JPG III was found alive in Southern Italy on December 15, 1973, ironically at a gas station. He had spent five and a half months kidnapped and chained in a mountain hideout. After he was released, JPG III called his grandfather to thank him for buying his freedom but the grandfather refused to take the call.
Nine people were arrested after the conclusion of the investigation that followed John Paul Getty III's release. They included members of the notorious "Ndrangheta" group, a Mafia-type organization from Calabria in Southern Italy, as well as an olive-oil dealer and a hospital orderly. Only two of the accused kidnappers were convicted and served any time. The others got off due to a lack of evidence against them.
Paul spent two weeks in the hospital and on a skiing trip and soon returned to his old ways.

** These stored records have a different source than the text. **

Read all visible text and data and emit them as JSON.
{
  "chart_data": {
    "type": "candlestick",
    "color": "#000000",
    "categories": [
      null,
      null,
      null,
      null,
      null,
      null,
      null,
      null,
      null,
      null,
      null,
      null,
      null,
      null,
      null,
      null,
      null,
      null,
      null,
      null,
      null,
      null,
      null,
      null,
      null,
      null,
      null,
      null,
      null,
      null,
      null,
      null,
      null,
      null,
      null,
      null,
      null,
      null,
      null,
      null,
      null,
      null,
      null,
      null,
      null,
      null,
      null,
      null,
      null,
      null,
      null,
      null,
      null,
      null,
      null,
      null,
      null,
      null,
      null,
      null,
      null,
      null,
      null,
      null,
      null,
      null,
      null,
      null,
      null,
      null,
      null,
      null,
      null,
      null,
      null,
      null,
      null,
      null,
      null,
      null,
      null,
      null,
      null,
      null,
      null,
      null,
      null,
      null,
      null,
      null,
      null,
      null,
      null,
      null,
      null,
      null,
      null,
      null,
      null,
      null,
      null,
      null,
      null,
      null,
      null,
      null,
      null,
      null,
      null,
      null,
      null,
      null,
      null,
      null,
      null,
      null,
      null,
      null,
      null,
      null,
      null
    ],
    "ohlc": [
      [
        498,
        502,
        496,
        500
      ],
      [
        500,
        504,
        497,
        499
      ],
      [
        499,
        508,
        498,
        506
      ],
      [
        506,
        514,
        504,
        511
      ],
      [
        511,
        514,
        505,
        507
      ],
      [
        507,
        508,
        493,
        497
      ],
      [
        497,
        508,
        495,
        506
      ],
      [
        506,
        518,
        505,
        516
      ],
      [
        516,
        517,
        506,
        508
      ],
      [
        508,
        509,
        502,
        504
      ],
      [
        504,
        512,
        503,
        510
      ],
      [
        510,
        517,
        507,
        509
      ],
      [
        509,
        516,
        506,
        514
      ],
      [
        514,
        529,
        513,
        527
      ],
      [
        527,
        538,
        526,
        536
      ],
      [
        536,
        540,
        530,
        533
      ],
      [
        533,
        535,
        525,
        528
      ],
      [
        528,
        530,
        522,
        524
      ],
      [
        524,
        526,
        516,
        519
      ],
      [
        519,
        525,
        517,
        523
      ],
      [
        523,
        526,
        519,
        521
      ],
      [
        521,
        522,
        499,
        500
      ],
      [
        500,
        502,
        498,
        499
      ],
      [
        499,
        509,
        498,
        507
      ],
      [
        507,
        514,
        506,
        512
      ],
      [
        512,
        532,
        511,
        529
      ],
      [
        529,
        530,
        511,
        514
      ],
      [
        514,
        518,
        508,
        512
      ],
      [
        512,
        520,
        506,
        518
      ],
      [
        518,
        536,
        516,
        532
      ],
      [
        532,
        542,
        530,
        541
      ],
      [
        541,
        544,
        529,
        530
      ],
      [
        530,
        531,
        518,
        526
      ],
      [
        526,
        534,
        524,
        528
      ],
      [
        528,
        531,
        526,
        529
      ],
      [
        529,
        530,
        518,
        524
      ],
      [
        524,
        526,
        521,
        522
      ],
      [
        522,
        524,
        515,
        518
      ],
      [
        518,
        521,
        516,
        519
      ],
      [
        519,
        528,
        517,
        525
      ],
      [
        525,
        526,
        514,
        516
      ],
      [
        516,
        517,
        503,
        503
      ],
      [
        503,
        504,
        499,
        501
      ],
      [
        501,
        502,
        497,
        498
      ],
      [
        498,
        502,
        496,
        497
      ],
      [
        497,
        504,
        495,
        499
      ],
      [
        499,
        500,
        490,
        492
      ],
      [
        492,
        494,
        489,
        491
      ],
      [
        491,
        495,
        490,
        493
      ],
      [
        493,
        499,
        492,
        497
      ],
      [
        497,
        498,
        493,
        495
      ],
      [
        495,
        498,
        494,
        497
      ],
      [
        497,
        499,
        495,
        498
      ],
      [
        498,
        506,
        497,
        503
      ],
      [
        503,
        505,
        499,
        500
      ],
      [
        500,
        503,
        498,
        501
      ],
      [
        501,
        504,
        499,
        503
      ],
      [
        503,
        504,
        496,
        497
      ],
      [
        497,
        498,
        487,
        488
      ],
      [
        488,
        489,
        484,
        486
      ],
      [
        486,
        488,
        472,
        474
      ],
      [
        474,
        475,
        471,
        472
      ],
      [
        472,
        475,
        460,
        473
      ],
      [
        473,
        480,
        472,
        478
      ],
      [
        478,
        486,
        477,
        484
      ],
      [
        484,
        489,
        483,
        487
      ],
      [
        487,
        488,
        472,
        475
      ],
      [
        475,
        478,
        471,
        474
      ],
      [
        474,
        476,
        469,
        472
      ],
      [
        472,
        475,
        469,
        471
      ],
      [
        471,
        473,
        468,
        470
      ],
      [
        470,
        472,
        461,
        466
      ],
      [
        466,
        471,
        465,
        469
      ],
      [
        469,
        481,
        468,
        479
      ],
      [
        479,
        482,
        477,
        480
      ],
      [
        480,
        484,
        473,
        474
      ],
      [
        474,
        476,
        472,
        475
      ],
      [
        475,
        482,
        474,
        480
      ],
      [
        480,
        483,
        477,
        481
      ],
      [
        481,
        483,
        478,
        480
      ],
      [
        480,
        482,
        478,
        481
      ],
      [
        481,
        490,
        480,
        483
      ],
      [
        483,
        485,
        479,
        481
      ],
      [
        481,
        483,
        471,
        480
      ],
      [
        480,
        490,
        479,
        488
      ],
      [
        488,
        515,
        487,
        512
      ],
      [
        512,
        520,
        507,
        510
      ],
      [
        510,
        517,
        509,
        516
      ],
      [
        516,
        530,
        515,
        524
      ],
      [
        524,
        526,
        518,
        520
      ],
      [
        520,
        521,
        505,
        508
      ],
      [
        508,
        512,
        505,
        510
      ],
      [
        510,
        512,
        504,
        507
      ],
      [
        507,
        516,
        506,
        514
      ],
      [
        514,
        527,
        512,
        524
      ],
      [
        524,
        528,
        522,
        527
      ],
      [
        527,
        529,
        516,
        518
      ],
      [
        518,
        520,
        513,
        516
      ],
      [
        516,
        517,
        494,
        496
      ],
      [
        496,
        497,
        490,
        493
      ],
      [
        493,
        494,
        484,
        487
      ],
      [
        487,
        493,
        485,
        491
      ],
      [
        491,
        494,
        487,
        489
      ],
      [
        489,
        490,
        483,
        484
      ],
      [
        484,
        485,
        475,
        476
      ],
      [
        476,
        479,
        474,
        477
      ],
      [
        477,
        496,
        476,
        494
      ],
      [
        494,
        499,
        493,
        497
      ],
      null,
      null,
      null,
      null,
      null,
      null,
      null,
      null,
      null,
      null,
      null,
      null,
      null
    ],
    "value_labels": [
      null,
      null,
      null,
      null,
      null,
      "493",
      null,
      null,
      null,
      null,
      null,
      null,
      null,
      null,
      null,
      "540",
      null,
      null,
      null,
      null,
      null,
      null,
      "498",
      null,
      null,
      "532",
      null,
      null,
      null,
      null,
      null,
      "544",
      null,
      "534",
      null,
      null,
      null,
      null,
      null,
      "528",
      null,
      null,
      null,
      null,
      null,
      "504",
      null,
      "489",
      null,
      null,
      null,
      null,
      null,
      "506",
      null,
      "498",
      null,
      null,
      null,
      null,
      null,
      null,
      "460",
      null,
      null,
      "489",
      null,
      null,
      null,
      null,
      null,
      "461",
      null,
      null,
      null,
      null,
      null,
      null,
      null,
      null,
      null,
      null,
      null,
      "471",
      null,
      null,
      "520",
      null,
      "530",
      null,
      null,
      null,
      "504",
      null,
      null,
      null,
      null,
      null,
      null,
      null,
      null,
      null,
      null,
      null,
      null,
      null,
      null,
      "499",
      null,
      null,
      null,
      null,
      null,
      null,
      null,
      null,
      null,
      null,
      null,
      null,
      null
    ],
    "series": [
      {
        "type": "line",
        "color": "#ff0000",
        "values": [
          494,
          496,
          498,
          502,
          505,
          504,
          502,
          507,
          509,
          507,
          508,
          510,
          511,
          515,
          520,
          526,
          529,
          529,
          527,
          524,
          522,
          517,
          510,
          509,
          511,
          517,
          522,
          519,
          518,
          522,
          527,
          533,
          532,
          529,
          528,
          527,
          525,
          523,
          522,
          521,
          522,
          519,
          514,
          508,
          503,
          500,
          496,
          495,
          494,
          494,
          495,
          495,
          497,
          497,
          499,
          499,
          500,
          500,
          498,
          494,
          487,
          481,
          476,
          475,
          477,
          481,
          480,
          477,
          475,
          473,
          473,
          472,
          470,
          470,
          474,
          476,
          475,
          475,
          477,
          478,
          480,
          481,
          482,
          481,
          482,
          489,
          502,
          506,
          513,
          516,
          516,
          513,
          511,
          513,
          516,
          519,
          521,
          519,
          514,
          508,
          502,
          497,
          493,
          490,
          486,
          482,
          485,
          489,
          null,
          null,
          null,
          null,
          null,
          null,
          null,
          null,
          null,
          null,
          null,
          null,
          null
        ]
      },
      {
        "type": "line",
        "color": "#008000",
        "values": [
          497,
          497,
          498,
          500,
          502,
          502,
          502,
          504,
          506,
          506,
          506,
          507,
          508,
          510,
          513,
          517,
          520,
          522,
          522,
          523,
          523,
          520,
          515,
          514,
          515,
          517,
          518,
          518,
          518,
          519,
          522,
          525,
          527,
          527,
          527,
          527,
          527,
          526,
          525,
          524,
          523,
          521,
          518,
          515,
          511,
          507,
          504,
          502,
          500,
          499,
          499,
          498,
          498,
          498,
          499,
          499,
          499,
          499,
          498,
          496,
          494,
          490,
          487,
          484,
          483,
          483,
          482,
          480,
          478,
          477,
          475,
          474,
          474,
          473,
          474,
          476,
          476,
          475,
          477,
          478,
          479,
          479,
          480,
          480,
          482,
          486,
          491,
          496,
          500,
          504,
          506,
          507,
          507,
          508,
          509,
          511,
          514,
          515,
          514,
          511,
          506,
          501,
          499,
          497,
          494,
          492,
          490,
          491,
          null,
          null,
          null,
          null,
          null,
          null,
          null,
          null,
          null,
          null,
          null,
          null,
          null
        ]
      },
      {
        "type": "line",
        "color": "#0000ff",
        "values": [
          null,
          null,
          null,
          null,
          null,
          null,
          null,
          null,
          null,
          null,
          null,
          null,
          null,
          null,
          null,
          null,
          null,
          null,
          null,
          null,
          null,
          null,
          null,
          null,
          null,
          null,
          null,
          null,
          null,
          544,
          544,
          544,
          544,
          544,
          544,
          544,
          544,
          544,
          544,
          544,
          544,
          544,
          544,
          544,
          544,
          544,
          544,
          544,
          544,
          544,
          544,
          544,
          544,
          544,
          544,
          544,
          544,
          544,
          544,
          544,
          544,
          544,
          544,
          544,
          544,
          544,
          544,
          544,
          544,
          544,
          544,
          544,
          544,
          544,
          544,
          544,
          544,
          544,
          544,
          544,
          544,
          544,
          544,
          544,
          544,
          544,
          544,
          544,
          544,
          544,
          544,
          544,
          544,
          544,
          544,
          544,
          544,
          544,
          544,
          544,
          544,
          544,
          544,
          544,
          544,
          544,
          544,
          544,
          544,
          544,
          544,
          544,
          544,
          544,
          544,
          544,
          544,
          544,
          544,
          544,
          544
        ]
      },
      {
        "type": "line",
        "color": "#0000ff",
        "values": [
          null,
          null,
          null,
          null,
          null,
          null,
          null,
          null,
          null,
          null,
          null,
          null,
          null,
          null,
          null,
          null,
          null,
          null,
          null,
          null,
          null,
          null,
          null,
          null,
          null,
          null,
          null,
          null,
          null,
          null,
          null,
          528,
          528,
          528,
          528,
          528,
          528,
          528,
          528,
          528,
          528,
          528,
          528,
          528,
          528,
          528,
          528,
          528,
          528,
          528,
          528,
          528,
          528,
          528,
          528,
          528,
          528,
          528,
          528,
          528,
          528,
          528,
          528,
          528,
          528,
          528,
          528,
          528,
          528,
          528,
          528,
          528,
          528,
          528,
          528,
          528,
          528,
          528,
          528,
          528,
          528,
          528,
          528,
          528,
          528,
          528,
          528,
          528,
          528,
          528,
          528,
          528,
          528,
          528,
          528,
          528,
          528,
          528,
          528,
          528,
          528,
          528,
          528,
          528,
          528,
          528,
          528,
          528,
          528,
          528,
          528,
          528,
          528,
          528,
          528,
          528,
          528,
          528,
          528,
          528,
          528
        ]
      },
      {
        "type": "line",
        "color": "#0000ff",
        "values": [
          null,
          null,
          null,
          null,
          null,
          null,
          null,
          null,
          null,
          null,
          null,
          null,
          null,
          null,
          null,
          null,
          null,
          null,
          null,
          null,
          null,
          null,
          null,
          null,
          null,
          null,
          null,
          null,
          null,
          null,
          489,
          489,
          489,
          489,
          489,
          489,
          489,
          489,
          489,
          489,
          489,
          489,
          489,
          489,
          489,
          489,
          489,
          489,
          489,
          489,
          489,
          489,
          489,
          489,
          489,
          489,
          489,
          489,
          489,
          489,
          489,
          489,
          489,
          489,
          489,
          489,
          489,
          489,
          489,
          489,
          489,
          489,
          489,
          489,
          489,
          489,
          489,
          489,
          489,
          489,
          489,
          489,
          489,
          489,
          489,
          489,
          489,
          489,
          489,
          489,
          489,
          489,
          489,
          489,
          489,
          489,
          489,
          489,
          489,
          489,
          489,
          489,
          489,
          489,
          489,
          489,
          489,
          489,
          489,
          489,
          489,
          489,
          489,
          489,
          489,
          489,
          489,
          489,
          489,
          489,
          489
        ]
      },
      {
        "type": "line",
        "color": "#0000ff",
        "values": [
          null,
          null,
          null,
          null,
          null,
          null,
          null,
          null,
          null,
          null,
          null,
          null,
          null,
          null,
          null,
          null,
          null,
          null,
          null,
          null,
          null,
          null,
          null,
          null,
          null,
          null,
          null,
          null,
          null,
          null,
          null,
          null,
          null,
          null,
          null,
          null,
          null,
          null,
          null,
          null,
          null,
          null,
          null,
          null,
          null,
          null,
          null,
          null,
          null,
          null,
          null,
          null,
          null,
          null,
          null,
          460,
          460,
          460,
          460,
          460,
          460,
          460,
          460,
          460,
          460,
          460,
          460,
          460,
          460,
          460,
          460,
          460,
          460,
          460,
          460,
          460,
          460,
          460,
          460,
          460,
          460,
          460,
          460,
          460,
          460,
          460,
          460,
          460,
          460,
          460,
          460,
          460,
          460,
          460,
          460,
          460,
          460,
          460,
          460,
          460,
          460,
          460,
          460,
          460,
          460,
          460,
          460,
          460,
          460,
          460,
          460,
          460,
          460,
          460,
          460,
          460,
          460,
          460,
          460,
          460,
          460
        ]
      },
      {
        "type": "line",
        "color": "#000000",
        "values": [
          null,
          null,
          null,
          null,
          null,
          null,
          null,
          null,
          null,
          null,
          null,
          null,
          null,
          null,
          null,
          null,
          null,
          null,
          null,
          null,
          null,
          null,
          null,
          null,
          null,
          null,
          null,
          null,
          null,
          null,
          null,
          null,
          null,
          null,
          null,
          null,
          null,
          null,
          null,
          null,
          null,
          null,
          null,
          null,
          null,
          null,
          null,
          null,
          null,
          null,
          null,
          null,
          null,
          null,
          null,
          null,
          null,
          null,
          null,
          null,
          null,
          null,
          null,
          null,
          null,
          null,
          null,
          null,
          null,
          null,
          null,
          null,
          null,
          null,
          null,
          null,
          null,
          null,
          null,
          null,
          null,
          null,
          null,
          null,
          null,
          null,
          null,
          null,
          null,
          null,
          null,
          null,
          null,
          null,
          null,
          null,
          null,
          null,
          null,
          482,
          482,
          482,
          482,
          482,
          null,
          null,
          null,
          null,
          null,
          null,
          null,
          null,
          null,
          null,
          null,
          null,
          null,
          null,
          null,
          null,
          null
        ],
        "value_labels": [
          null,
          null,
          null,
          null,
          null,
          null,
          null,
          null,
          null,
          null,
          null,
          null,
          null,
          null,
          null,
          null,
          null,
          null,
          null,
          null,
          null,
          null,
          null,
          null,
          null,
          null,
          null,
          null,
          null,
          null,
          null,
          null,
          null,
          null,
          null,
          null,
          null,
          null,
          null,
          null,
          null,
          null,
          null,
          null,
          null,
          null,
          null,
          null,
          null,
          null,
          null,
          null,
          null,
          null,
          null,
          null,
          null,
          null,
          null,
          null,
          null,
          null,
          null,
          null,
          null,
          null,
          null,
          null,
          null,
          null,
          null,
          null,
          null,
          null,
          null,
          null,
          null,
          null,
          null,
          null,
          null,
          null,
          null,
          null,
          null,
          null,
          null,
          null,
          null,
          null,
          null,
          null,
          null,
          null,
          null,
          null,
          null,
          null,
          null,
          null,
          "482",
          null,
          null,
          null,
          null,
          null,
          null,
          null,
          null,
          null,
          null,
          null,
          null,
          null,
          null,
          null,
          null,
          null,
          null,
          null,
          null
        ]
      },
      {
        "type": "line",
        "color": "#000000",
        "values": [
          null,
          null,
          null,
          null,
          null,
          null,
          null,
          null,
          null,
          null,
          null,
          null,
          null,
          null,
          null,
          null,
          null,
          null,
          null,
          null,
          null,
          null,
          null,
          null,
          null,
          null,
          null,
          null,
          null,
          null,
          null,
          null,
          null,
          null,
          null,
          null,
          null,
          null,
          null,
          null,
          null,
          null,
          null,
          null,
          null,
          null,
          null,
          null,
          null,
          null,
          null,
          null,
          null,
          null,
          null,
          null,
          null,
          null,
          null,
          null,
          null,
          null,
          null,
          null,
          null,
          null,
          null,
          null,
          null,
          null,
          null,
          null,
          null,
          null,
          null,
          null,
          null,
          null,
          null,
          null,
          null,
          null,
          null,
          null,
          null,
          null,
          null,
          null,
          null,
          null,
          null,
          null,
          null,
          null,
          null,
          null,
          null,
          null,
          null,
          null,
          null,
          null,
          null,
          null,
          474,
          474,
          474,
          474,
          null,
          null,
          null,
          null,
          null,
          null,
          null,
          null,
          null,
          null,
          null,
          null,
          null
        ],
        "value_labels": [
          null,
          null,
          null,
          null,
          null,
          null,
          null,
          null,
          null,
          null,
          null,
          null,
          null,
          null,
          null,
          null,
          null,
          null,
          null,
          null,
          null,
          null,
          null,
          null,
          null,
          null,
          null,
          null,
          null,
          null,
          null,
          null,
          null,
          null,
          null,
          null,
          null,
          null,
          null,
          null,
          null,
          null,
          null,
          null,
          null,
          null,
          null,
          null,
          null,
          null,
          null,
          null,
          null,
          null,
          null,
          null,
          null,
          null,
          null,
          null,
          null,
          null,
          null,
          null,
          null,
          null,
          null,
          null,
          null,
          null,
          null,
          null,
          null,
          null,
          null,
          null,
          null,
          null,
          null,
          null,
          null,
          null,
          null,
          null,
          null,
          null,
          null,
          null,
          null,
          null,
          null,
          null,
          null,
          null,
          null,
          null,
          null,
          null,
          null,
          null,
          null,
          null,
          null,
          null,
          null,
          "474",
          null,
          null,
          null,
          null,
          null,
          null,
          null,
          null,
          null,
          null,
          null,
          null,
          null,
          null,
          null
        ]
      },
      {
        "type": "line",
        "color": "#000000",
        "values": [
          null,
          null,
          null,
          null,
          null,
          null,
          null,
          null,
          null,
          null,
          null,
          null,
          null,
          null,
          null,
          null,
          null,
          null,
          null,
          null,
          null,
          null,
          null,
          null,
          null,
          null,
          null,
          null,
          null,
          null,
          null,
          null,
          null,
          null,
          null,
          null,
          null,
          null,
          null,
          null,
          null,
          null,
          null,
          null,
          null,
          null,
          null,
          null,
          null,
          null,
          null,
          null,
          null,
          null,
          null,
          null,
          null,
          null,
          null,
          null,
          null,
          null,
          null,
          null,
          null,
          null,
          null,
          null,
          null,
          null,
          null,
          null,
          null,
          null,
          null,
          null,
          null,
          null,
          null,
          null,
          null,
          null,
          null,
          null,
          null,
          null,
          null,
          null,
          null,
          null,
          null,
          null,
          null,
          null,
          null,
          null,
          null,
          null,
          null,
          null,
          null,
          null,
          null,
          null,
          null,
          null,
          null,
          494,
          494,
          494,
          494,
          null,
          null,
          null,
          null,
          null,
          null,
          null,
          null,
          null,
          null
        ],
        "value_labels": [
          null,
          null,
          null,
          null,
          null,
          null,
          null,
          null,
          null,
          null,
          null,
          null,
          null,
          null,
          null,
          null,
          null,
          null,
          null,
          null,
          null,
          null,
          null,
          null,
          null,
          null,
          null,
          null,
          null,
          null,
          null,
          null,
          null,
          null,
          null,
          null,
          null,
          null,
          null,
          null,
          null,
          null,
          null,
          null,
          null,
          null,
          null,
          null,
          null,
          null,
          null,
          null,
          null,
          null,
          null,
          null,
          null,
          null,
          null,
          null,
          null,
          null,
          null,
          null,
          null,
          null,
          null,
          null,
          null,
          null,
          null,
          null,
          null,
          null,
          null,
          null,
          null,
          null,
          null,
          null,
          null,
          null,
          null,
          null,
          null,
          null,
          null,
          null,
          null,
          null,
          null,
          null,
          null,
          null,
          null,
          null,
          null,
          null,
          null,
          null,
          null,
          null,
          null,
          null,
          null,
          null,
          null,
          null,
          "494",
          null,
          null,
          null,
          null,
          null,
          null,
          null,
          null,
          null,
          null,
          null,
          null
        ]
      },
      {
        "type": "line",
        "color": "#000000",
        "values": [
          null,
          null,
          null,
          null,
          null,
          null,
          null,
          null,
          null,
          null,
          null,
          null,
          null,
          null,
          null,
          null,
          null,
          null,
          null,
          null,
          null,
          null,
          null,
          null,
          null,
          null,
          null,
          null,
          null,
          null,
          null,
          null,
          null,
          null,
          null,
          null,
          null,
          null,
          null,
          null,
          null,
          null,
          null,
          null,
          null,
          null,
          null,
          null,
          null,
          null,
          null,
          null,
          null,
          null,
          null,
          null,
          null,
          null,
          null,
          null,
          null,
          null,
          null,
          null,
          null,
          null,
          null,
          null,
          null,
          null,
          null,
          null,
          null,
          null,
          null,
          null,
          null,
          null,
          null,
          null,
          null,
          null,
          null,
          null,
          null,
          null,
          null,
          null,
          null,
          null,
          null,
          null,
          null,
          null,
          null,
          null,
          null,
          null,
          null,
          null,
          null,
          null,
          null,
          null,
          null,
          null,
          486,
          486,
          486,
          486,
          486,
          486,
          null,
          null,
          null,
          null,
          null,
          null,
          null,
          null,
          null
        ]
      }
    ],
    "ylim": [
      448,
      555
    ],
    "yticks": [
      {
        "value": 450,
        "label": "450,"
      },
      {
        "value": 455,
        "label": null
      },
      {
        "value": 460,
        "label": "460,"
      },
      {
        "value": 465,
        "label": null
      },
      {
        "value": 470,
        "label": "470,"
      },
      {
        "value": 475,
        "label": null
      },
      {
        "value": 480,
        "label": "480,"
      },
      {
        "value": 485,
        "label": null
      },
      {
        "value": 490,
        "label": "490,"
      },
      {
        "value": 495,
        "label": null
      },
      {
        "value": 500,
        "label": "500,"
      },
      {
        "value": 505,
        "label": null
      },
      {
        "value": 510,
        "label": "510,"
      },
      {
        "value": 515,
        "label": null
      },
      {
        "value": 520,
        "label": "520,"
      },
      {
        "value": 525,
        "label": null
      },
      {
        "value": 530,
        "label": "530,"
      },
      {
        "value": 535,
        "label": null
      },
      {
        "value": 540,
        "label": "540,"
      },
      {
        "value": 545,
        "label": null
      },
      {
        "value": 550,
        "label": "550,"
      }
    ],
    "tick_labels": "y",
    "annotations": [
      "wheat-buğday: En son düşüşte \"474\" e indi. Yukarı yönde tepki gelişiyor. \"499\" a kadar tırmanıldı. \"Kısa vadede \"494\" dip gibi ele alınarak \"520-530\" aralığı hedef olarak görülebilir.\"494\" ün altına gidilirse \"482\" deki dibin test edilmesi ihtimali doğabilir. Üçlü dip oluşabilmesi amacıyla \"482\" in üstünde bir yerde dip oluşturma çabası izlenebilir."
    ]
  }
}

Two years later, the 18 year old married 25-year old Gisele Martine Zacher. She was a German model and five months pregnant with their son who would later in life become the successful actor Balthazar Getty.
Grandpa Getty then cut JPG III off completely because he had breached the rules of a family trust that banned people from getting married before the age of 25.
John Paul Getty III was never the same after his kidnapping. Five years after his release, in 1981, JPG III consumed a cocktail of valium, methadone and alcohol that brought on liver failure and a stroke. He was in a coma for six weeks and when he regained consciousness it became clear that he was practically blind, mute, and paralyzed. His only form of communication was a high-pitched scream. He would require full-time care for the rest of his life.
John Paul Getty, Jr. turned out to be an apple off his own father's cheap and grumpy tree. Despite inheriting $1.3 billion dollars from the family trust, JPG II refused to pay the bill for JPG III's $25,000 monthly care bill. His reasoning was that he brought this situation on himself. Paul successfully sued his dad for a share of the trust and moved into a house in Beverly Hills.
On February 5, 2011, 54 year old Paul Getty died in England following a long illness. He had been in poor health since his 1981 drug overdose. JPG I died on June 6th 1976 at the age of 83. JPG II died on April 17, 2003 at the age of 70 in a London hospital.